Kerajaan Kaimana
Kerajaan Kaimana (Jawi: كراجأن كيمان) juga dikenal dengan Kerajaan Sran atau Kerajaan Komisi dengan nama lokal Sran Emaan Muun adalah salah satu dari sembilan kerajaan seperti daerah wilayah semenanjung Bomberai Papua.

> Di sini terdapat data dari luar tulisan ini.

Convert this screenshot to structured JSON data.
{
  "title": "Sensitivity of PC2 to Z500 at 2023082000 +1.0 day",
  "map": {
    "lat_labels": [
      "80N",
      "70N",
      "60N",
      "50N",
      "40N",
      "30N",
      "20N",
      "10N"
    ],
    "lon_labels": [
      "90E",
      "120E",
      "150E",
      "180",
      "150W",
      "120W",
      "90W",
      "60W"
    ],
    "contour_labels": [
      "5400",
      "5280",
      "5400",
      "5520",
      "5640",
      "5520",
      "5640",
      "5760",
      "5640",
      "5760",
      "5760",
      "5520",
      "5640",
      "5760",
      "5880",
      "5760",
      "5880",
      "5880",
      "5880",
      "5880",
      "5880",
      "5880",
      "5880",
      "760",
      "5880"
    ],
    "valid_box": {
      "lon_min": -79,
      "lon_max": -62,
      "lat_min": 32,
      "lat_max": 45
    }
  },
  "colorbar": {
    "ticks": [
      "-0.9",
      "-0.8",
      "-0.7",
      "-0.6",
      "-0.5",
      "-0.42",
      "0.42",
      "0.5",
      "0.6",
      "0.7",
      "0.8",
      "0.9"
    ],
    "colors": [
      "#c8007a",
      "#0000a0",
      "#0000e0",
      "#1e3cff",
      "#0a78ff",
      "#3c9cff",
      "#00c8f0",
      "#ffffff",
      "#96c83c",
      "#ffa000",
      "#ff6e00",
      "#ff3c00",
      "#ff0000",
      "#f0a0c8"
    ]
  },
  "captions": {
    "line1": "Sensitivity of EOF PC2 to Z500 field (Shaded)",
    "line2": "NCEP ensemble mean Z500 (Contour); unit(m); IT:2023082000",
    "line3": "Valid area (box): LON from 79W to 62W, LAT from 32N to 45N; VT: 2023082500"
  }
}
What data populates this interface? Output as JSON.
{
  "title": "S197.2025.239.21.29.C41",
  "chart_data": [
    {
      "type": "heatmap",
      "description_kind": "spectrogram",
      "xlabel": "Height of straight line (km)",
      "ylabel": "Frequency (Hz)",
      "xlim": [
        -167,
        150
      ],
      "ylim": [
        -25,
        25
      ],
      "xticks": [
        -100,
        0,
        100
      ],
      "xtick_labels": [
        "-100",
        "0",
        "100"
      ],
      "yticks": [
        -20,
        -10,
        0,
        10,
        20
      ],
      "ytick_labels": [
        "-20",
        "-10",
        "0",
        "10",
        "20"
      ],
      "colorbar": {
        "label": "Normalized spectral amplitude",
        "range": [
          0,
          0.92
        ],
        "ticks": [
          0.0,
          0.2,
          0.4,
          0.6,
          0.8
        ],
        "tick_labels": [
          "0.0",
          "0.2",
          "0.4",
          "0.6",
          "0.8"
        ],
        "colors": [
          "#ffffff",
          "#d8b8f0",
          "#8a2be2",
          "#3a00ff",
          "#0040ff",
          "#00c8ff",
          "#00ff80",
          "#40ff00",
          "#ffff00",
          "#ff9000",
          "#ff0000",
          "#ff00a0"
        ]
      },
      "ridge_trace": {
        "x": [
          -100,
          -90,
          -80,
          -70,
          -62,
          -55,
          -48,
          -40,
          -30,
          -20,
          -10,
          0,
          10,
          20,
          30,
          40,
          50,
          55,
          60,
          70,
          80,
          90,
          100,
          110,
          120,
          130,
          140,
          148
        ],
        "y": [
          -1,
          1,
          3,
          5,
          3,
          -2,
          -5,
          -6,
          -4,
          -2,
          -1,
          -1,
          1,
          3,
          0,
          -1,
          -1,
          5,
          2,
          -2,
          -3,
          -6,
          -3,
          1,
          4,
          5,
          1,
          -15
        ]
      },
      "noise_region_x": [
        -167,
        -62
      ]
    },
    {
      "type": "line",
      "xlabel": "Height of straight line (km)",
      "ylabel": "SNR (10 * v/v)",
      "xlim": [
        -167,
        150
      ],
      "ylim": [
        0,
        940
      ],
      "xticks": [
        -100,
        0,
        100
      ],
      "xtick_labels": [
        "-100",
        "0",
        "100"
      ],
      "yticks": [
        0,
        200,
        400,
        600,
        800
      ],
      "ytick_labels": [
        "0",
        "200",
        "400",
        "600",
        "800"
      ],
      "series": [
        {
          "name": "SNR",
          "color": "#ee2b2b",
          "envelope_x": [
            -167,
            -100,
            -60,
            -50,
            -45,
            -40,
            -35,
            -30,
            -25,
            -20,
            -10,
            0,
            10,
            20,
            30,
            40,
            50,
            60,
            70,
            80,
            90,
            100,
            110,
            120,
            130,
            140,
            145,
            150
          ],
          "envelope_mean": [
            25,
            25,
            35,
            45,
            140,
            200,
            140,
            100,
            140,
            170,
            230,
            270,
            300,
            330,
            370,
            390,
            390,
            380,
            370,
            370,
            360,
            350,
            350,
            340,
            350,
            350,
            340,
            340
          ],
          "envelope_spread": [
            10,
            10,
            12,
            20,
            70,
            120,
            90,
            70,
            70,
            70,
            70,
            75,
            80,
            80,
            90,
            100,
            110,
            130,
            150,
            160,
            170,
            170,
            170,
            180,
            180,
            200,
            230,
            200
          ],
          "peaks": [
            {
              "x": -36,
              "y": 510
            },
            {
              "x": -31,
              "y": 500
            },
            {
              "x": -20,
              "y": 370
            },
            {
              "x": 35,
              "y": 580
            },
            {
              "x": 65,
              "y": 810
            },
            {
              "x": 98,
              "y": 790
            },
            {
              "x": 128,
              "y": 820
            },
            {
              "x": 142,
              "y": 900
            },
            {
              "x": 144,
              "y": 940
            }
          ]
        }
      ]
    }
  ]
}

Kerajaan Kaimana كراجأن كيمان | |||||||
---|---|---|---|---|---|---|---|
1309–sekarang | |||||||
Bendera | |||||||
Wilayah Kerajaan Kaimana di bawah Kesultanan Tidore pada abad ke-16 (Uli Siwa) | |||||||
Ibu kota | Kaimana | ||||||
Bahasa yang umum digunakan | Melayu Papua, Bahasa Kowiai | ||||||
Agama | Islam setelah 1626 | ||||||
Pemerintahan | Kerajaan | ||||||
Rat | |||||||
• 1309–? M | Rat Sran Nati Patimunin I Imaga | ||||||
• ?–? M | Rat Sran Adi II Basir Onin | ||||||
• 1348–1440 M | Rat Sran Rat Adi III Woran | ||||||
• 1808–1898 M | Rat Sran E'man IV Nduvin | ||||||
• 1898–1923 M | Rat Sran E'man V Naro’e | ||||||
• 1923–1966 M | Rat Sran Rat E'man Umisi VI Achmad Aituarauw | ||||||
• 1966–1980 M | Rat Sran Rat Kaimana Umisi VII Muh Achmad Rais Aituarauw | ||||||
• 1980–sekarang | Rat Sran Rat Kaimana Umisi VIII Abdul Hakim Achmad Aituarauw | ||||||
Sejarah | |||||||
• Kemerdekaan dari Kesultanan Tidore | 1309 | ||||||
• Menjadi daerah Kabupaten Kaimana | sekarang | ||||||
| |||||||
Sekarang bagian dari | Indonesia | ||||||
Asal Muasal
Kerajaan Sran berasal dari kawasan pegunungan Mbaham, Tri Abuan Wanas. Leluhur mereka awalnya tinggal di Gunung Baik yang terletak di Semenanjung Kumawa atau kawasan Patimunin. Menurut penuturan Abdul Hakim Ahmad Aituarauw (Raja Sran Kaimana VIII), terbentuknya pemerintahan adat kerajaan Sran Kaimana adalah usaha raja pertama bernama Imaga. Saat itu penduduk yang mendiami kerajaan itu belum banyak. Imaga lalu menyatukan mereka dalam satu pemerintahan adat, ia berjalan dari kampung ke kampung untuk menyebarkan pengaruhnya. Cara lain adalah dengan cara perkawinan, sehingga hampir di semua wilayah ada keluarganya. Alhasil penduduk kampung-kampung tersebut bersatu dan mengangkatnya sebagai raja pada 1309. Bisa dikatakan kerajaan ini adalah kerajaan keluarga, karena Imaga sebenarnya menjadi pemimpin bagi keluarga besar. Raja Imaga, bergelar Rat Sran Nati Patimunin I. Pusat kerajaan dibangunnya di Weri, terletak di Teluk Tunas Gain di wilayah Fakfak.[1]
Administrasi Pemerintahan
Raja didampingi oleh duduvura adat dan raja muda yang kedudukannya adatnya sejajar dengan raja, namun masih berada di bawah kekuasaan raja. Dalam menjalankan pemerintahannya, raja dibantu oleh: pemuka agama, dukun/ ahli nujum, mayora, sangaji, hukom, joujau, kapitang/kapitan laut dan orang kaya.[1]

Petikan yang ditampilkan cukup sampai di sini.